Oh, and there’s no older male figure present.
Last Thursday I saw the ad again, and this time I couldn’t ignore this bucolic, jovial supper, what the actors were eating, who was present, and, more important, who wasn’t. Something stinks here, and it ain’t the 11 herbs and spices.

I’m gonna break all my Journalism 101 axioms and tell you what I don’t know: I don’t know these actors, nor do I know what the older woman’s relationship is to the kids. But I know black people eat more than just fried chicken, and there might be some subtle, cultural commentary being served up with the coleslaw.

I went to the public relations page at www.yum.com. On the bottom left-hand side of the Web site was a number for media inquiries. I called it. It rang and rang. No answer. I called a bit later. No answer. When I tried to e-mail through the contact link, the site had me fill out my age via a drop-down menu. So I did. The page closed immediately. I tried selecting the appropriate month (July), day (12) and year (1978) again.
“Sorry,” the site said, “you are not old enough to use this feature of the Web site.”

Weird.
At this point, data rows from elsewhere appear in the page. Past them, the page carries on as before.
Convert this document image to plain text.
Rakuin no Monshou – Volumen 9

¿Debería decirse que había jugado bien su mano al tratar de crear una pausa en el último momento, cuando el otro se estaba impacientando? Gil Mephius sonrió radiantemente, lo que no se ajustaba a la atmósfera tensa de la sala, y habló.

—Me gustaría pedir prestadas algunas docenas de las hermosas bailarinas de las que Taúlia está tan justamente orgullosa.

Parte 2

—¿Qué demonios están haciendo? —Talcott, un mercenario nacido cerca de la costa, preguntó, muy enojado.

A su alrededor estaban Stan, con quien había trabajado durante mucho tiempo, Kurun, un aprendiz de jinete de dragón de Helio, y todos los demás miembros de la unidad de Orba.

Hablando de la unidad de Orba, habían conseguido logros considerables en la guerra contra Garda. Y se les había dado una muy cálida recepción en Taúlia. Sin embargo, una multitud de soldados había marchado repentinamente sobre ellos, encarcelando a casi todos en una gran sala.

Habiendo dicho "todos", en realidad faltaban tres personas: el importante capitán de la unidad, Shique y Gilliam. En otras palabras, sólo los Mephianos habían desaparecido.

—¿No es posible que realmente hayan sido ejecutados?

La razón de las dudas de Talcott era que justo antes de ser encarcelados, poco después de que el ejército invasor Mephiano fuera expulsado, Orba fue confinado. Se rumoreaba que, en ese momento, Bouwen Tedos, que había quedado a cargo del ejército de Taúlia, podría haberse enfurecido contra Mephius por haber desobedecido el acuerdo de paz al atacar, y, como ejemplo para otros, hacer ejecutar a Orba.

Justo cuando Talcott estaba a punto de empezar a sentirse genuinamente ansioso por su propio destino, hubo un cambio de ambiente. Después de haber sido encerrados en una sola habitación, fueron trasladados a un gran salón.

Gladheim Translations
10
I backtracked. Yum!, KFC’s Louisville-based parent company, is quite accomplished in matters of diversity: Black Enterprise magazine named it one of the 30 best companies for diversity. Fortune voted it one of the top 50 companies for minorities, and Hispanic magazine included Yum! on its list of 100 employers that are “providing opportunities for Hispanics.” (See: www.yum.com/news/pressreleases/101907.asp)

I dug a little deeper. Nashieqa Washington, who blogs at www.yourblackfriend.com, and is the author of “Why Do Black People Love Fried Chicken?,” sheds light. In an FAQ, Washington writes: “Much of what is called soul food (including fried chicken) is made up of Southern foods tweaked by Black folks. … popular with many, fried chicken, watermelon, and the love of them have been negatively connected with Black people through years of caricatures.”

She explains this more thoroughly in her book, which I, for one, plan on reading.
Her answer raises a question: Why would a company with these bona fides use stereotypes to make money?